Consider a generation-skipping trust, so that your wealth is shared directly with grandchildren

Make Gifts or Loans During Your Lifetime—And Not Just Gifts of Money

This is the meaning behind the quotation above regarding warm hands and cold ones.  It is better, in so many ways, to give gifts during your lifetime rather than after your death.  In addition to gifts, consider making strategic, interest-free loans to your children to help them achieve certain goals without losing a lot of their own income to interest payments:

  • Interest-free loans for higher education
  • Interest-free loans for private education for grandchildren
  • Interest-free loans for home purchases

In addition to giving gifts of money or making strategic loans, there are other “gifts” you can give your children to help them learn to live with wealth.  Consider the following suggestions,:

  • Hire a professional to teach your children how to manage their money, instead of banking on your children listening to your own lessons.
  • Pay for family vacations that serve a philanthropic purpose, such as travel to Africa to deliver medical equipment to a remote town or travel to South America to help clean a national park.
  • Begin or continue a family tradition of local volunteer work with disadvantaged people in your own community to ensure that your children get firsthand knowledge of how fortunate they are to have the resources your family has accrued.

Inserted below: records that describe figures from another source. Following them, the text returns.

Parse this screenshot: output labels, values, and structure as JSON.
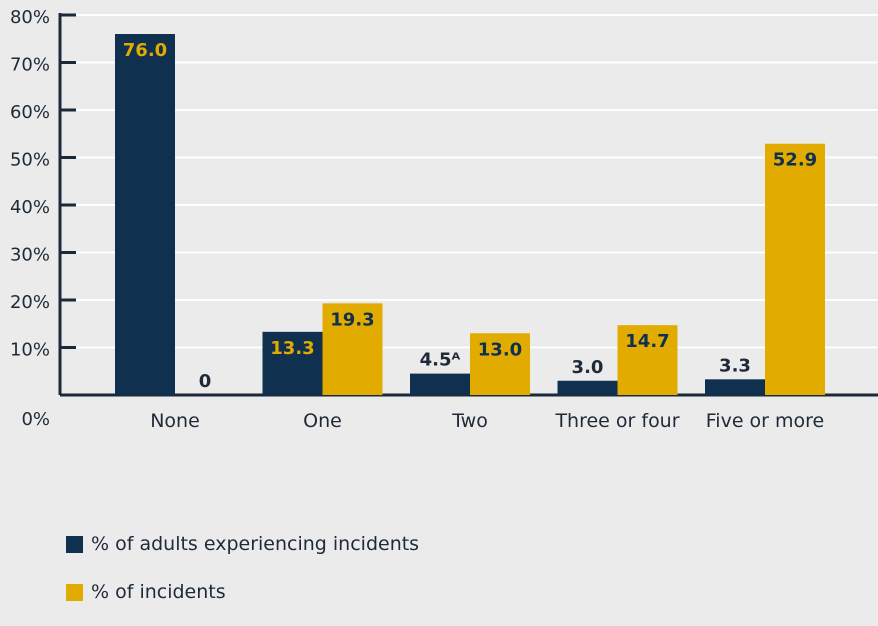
{
  "chart_data": {
    "type": "bar",
    "categories": [
      "None",
      "One",
      "Two",
      "Three or four",
      "Five or more"
    ],
    "series": [
      {
        "name": "% of adults experiencing incidents",
        "values": [
          76.0,
          13.3,
          4.5,
          3.0,
          3.3
        ],
        "labels": [
          "76.0",
          "13.3",
          "4.5ᴬ",
          "3.0",
          "3.3"
        ],
        "color": "#10304f"
      },
      {
        "name": "% of incidents",
        "values": [
          0,
          19.3,
          13.0,
          14.7,
          52.9
        ],
        "labels": [
          "0",
          "19.3",
          "13.0",
          "14.7",
          "52.9"
        ],
        "color": "#e2ab00"
      }
    ],
    "y_ticks": [
      "0%",
      "10%",
      "20%",
      "30%",
      "40%",
      "50%",
      "60%",
      "70%",
      "80%"
    ],
    "ylim": [
      0,
      80
    ],
    "grid": true,
    "legend_position": "bottom-left"
  },
  "colors": {
    "background": "#ebebeb",
    "axis": "#1a2a3a",
    "grid": "#ffffff",
    "text": "#1f2a36"
  }
}
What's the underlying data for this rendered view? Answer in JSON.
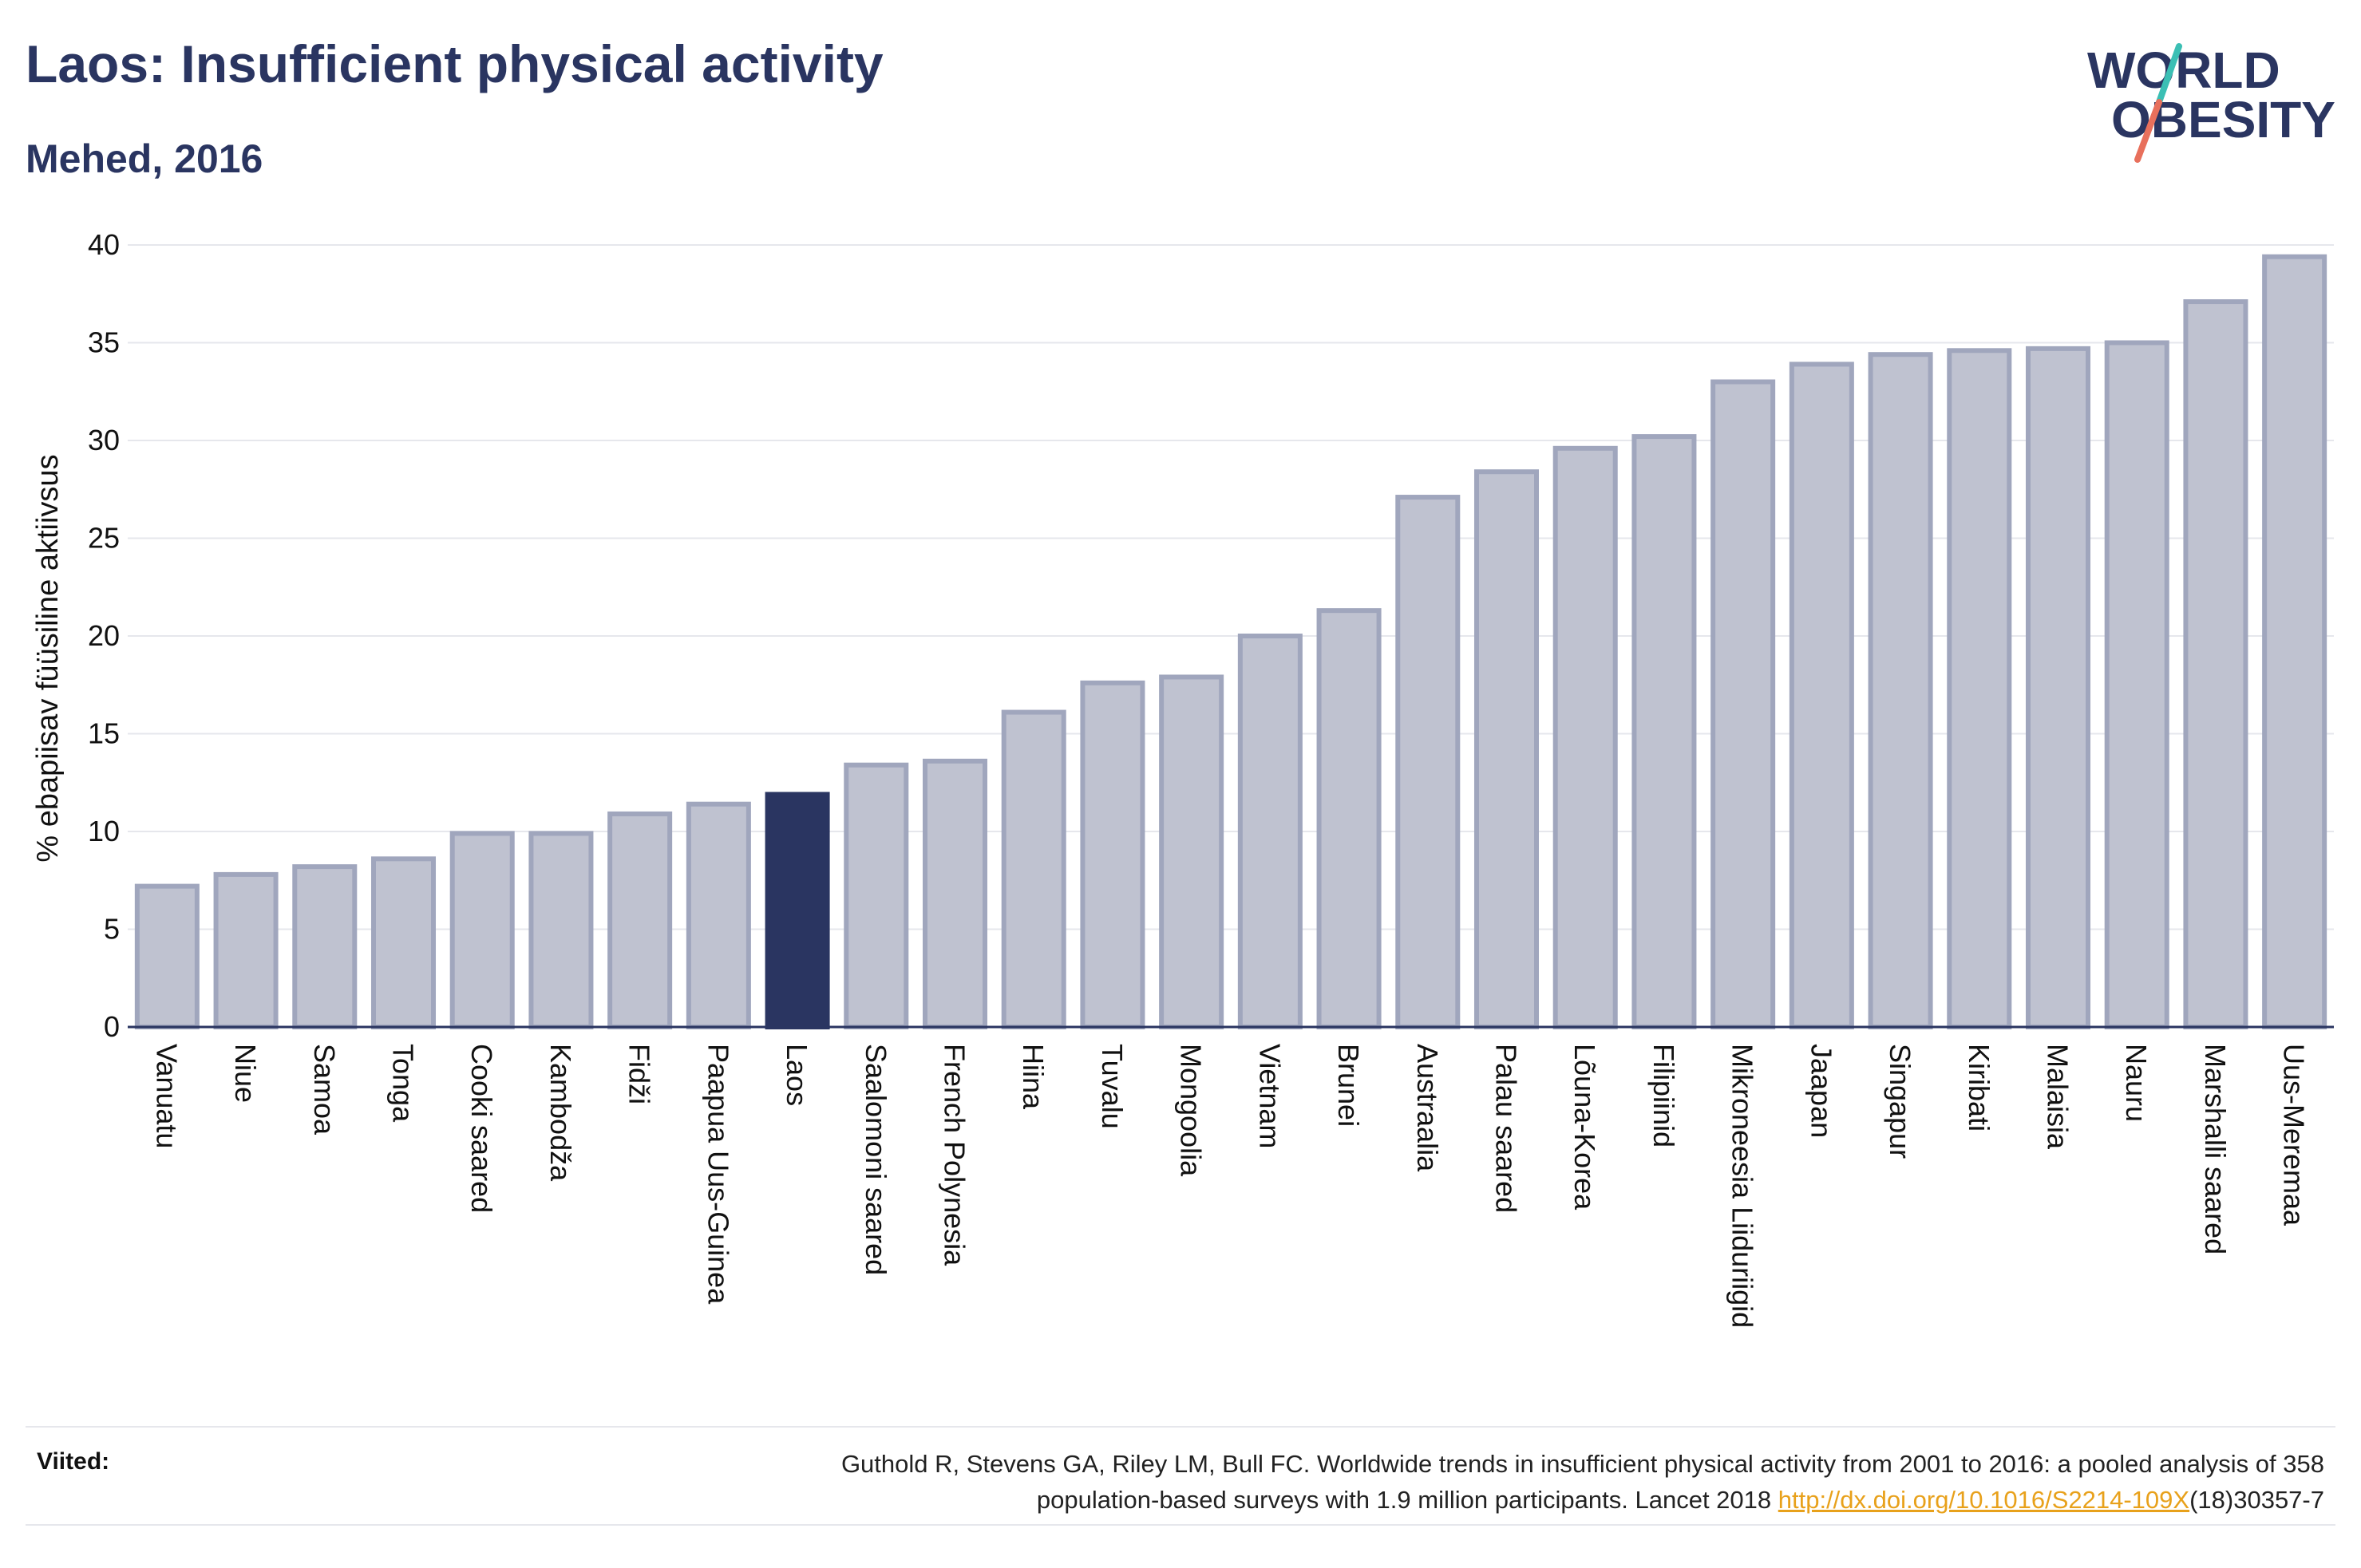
{
  "header": {
    "title": "Laos: Insufficient physical activity",
    "subtitle": "Mehed, 2016"
  },
  "logo": {
    "line1": "WORLD",
    "line2": "OBESITY",
    "icon": "slash-mark-icon"
  },
  "colors": {
    "bar": "#bfc2d0",
    "bar_border": "#a0a6bd",
    "highlight": "#2a3561",
    "grid": "#e6e7ec",
    "text": "#2a3561",
    "link": "#e8a11b"
  },
  "chart_data": {
    "type": "bar",
    "title": "Laos: Insufficient physical activity",
    "subtitle": "Mehed, 2016",
    "xlabel": "",
    "ylabel": "% ebapiisav füüsiline aktiivsus",
    "ylim": [
      0,
      40
    ],
    "yticks": [
      0,
      5,
      10,
      15,
      20,
      25,
      30,
      35,
      40
    ],
    "grid": true,
    "highlight": "Laos",
    "categories": [
      "Vanuatu",
      "Niue",
      "Samoa",
      "Tonga",
      "Cooki saared",
      "Kambodža",
      "Fidži",
      "Paapua Uus-Guinea",
      "Laos",
      "Saalomoni saared",
      "French Polynesia",
      "Hiina",
      "Tuvalu",
      "Mongoolia",
      "Vietnam",
      "Brunei",
      "Austraalia",
      "Palau saared",
      "Lõuna-Korea",
      "Filipiinid",
      "Mikroneesia Liiduriigid",
      "Jaapan",
      "Singapur",
      "Kiribati",
      "Malaisia",
      "Nauru",
      "Marshalli saared",
      "Uus-Meremaa"
    ],
    "values": [
      7.2,
      7.8,
      8.2,
      8.6,
      9.9,
      9.9,
      10.9,
      11.4,
      11.9,
      13.4,
      13.6,
      16.1,
      17.6,
      17.9,
      20.0,
      21.3,
      27.1,
      28.4,
      29.6,
      30.2,
      33.0,
      33.9,
      34.4,
      34.6,
      34.7,
      35.0,
      37.1,
      39.4
    ]
  },
  "footer": {
    "label": "Viited:",
    "citation_line1": "Guthold R, Stevens GA, Riley LM, Bull FC. Worldwide trends in insufficient physical activity from 2001 to 2016: a pooled analysis of 358",
    "citation_line2_pre": "population-based surveys with 1.9 million participants. Lancet 2018 ",
    "link_text": "http://dx.doi.org/10.1016/S2214-109X",
    "citation_line2_post": "(18)30357-7"
  }
}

In general, experts agree that families fare better when their wealth is used to enrich their lives and to help others less fortunate.  Give your children opportunities to learn to use money in responsible ways, from as early in their lives as possible.  Show them the difference between buying a new sports car and donating the same amount of money to a program that sends food to people in need.  That isn’t to say a new sports car shouldn’t be on the shopping list – but perhaps it shouldn’t be the only thing on the shopping list.